Experimental study of controlling tip clearance flow in a pump-jet propulsor

  Objective  This paper aims to suppress the adverse effects of tip clearance flow on the hydrodynamic performance and unsteady excitation force of a pump-jet propulsor.

  Method  As for the pre-swirl stator pump-jet propulsor, an annular flexible seal structure closely matched with a rotor tip ring is used to study the validity of suppressing the clearance flow on the rotor tip. The rotor thrust and torque of the propulsor are measured by keeping the shroud approximately rigidly fixed, enabling the rotor open water efficiency to be obtained. In addition, the point of cavitation inception at each design condition is observed and recorded carefully with the help of a high-power stroboscope, and the cavitation inception curves of the propulsor with/without tip clearance are obtained through calculation. Finally, tests of shaft vibration acceleration on the pump-jet propulsor with/without tip clearance are conducted under conditions of cavitation and non-cavitation in order to evaluate the effects of diminishing tip clearance.

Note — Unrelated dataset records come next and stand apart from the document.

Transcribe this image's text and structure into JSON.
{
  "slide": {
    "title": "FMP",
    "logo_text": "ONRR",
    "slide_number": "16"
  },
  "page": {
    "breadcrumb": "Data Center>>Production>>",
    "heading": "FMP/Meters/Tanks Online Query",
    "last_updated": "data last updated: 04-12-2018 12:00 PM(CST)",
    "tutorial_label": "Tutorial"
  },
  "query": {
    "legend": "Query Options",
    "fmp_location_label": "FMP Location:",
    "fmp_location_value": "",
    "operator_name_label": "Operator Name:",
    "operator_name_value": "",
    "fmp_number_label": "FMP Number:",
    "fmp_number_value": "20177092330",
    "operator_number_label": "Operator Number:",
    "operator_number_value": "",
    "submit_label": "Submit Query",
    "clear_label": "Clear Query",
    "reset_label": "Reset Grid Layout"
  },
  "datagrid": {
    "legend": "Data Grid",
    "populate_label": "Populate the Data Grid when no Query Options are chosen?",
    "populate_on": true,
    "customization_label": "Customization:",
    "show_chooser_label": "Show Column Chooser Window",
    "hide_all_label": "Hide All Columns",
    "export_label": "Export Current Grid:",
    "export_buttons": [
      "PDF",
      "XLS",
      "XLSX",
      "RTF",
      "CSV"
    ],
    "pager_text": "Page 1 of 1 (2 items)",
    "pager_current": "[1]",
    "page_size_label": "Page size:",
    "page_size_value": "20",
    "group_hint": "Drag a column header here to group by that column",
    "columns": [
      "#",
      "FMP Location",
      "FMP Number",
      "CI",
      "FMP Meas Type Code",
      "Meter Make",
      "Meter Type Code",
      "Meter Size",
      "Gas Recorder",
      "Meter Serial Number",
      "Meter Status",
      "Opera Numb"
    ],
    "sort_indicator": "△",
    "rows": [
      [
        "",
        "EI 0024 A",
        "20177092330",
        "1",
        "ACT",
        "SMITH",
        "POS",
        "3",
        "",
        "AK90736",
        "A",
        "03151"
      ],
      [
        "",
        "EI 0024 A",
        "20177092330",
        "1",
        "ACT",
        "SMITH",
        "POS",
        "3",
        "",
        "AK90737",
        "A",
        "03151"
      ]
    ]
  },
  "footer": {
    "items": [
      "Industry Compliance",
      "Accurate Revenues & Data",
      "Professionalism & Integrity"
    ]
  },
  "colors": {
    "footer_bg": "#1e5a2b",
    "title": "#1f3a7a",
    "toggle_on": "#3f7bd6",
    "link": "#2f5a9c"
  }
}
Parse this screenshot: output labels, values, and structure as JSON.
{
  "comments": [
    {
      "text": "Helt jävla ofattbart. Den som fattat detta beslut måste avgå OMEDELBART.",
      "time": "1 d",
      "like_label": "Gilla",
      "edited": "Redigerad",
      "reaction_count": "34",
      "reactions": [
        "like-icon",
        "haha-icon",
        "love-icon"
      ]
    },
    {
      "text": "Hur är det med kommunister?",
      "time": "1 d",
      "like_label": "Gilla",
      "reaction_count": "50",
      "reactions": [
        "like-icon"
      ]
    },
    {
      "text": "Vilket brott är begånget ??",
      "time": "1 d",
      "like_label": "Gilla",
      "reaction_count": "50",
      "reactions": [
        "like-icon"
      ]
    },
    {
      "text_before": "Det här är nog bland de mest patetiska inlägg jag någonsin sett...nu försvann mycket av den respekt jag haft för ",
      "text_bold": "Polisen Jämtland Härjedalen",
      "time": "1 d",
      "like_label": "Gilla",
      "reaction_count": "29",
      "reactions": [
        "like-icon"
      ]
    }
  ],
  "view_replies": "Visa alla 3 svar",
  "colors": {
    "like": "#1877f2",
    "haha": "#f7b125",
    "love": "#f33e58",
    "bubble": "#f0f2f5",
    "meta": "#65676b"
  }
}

  Results  The results show that the thrust and torque of the rotor of the pump-jet propulsor with a flexible seal structure are significantly increased, which in turn renders open water efficiency significantly increased at low and medium advance coefficients, unchanged near the design point and slightly decreased at the high advance coefficient. Moreover, the cavitation performance of the pump-jet propulsor without clearance is better at a wide range of advance coefficient, 0.85 <J< 1.40, near the design point. In addition, compared with a pump-jet propulsor with clearance, the amplitude of axial vibration acceleration of the shaft equipped with a pump-jet propulsor without tip clearance is significantly reduced at most characteristic frequencies.

  Conclusion  The results of this study demonstrate that using a flexible seal structure to suppress tip clearance flow has a positive effect on improving open water efficiency at low and medium advance coefficients, optimizing cavitation performance at the design point and suppressing the shafting vibration of the propulsor.